Excerpts and photo from https://styleofsport.com/ruth-orkin-bike-trip/# .
“During a Dec. 10, 1939, election, Los Angeles City Proposition No. 3, banning pinball games, passed with about 161,000 votes for and 113,000 against. The Los Angeles Times reported the next morning:
Pin-ball games, marble boards, scoop claws and similar devices, under the ordinance approved yesterday by the people, will be declared nuisances in public places, and therefore subject to seizure by the police.
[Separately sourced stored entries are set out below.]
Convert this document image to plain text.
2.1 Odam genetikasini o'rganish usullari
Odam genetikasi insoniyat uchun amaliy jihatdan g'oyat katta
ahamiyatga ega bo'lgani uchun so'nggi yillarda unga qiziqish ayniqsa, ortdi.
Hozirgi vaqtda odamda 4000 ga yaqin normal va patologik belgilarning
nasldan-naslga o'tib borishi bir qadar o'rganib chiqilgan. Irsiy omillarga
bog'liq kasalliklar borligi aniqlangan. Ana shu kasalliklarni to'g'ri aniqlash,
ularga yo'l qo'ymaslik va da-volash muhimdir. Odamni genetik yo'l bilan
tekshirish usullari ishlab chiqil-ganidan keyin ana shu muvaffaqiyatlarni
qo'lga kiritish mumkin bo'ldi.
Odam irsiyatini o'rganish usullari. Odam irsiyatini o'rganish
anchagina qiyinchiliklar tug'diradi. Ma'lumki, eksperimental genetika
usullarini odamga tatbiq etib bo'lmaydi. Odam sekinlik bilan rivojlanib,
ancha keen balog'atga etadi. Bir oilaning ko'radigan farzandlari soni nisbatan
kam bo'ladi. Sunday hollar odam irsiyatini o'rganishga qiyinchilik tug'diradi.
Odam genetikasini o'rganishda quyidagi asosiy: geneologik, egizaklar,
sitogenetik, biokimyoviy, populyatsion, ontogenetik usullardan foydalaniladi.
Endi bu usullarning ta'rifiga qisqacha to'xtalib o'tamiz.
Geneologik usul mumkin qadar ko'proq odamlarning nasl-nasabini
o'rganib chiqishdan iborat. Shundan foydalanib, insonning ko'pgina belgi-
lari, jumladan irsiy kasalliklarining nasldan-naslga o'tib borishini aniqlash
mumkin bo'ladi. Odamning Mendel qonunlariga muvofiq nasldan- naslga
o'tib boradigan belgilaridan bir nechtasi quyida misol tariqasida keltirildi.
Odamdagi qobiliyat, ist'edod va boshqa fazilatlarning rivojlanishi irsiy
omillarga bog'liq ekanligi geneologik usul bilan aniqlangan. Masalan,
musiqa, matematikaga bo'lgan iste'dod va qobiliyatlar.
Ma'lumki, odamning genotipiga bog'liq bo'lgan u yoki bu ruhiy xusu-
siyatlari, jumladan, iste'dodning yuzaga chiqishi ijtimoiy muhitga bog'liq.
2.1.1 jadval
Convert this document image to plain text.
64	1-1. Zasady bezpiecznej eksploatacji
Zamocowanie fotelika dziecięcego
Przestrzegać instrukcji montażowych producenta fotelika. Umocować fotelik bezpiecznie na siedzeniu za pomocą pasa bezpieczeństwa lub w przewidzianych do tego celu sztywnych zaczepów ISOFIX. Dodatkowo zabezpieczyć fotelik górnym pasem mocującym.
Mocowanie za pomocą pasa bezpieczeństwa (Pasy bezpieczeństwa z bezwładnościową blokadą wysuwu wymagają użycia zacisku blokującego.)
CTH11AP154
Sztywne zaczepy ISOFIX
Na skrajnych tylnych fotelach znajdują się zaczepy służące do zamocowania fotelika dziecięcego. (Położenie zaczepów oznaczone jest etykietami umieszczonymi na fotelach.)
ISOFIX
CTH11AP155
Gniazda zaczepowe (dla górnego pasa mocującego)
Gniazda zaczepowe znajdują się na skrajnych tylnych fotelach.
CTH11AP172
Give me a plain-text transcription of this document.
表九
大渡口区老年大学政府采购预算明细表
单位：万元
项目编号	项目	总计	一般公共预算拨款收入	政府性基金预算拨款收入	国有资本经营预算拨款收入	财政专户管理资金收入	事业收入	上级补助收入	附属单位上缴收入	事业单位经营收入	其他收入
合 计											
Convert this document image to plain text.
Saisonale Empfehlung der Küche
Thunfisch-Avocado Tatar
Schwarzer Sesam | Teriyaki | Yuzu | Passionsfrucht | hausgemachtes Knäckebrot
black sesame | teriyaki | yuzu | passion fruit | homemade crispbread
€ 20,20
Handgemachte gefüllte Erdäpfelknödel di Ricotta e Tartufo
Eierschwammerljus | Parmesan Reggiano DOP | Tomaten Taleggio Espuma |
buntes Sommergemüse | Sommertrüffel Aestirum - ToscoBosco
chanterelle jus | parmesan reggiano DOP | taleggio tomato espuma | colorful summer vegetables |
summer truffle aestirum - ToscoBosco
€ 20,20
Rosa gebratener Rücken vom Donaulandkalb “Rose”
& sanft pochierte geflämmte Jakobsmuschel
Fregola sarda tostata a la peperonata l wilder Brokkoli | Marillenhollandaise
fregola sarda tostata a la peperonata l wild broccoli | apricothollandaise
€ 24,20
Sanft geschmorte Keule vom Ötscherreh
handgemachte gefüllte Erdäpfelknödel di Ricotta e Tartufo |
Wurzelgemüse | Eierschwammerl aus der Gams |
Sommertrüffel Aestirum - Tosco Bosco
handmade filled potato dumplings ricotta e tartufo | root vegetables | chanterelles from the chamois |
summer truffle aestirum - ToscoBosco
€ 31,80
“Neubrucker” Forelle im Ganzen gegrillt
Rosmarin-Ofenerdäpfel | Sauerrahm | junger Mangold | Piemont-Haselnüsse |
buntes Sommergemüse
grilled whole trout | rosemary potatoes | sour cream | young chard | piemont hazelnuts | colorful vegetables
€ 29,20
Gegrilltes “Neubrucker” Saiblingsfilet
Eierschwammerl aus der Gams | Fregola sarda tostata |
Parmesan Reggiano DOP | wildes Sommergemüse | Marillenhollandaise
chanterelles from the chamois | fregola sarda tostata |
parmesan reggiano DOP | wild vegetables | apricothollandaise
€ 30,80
The ordinance had a substantial majority…
Mayor Bowron and his Police Commission urged the adoption of the anti pin-ball law on the grounds that the machines are used for petty gambling, so widespread that the police are totally insufficient in number to enforce the law.”
Excerpt and 1940 image from Los Angeles Times newspaper at http://framework.latimes.com/2013/07/13/pinball-games-banned-in-l-a/ .
The December 10 election date might not be correct as that was a Sunday in 1939.
Image: circa 1939 based on the newspaper ad for new nylon bristled toothbrushes. From https://www.flickr.com/photos/chris-warren-photos/6479899635 .
Location appears to be Santa Monica.
“The USC Trojans’ speedy right halfback BOBBY ROBERTSON (# 28), who ended up directly involved in the most pivotal play of the entire contest late in the fourth quarter, finds himself confronted by a trio of determined UCLA Bruins tacklers — defensive back KENNY WASHINGTON (# 13), linebacker BILL OVERLIN (# 5) as well as left end WOODY STRODE (# 27) — during the legendary Pacific Coast Conference title game between two nationally-ranked, unbeaten ball clubs that was witnessed by a record-breaking crowd at the Los Angeles Memorial Coliseum in southern California.”
Caption and photo (with defects) from https://lvironpigs.wordpress.com/2015/01/04/1939-ucla-vs-usc/ . Read about all the game details at the link.
Score: 0-0 tie at the December 9, 1939 game.
Images: Deep Well Ranch, interior: California State Library, Mott Studios, 1936-1939 via http://www.paulrwilliamsproject.org/gallery/deep-well-ranch-palm-springs-ca/ .
“America’s fascination with cowboys and the West has been part of our popular culture for more than a century. Capitalizing on this interest, Hollywood film studios produced hundreds of movies that romanticized cattle ranching and cowboy life. Ironically the majority of movie executives, directors and scriptwriters making these Westerns were ignorant of western life but this lack of knowledge did not stop them from creating hosts of fictional film heroes. During the Great Depression, when ordinary Americans only dreamed of the excitement seen on the movie screen, the wealthy could experience the western life by staying at a dude or guest ranch.”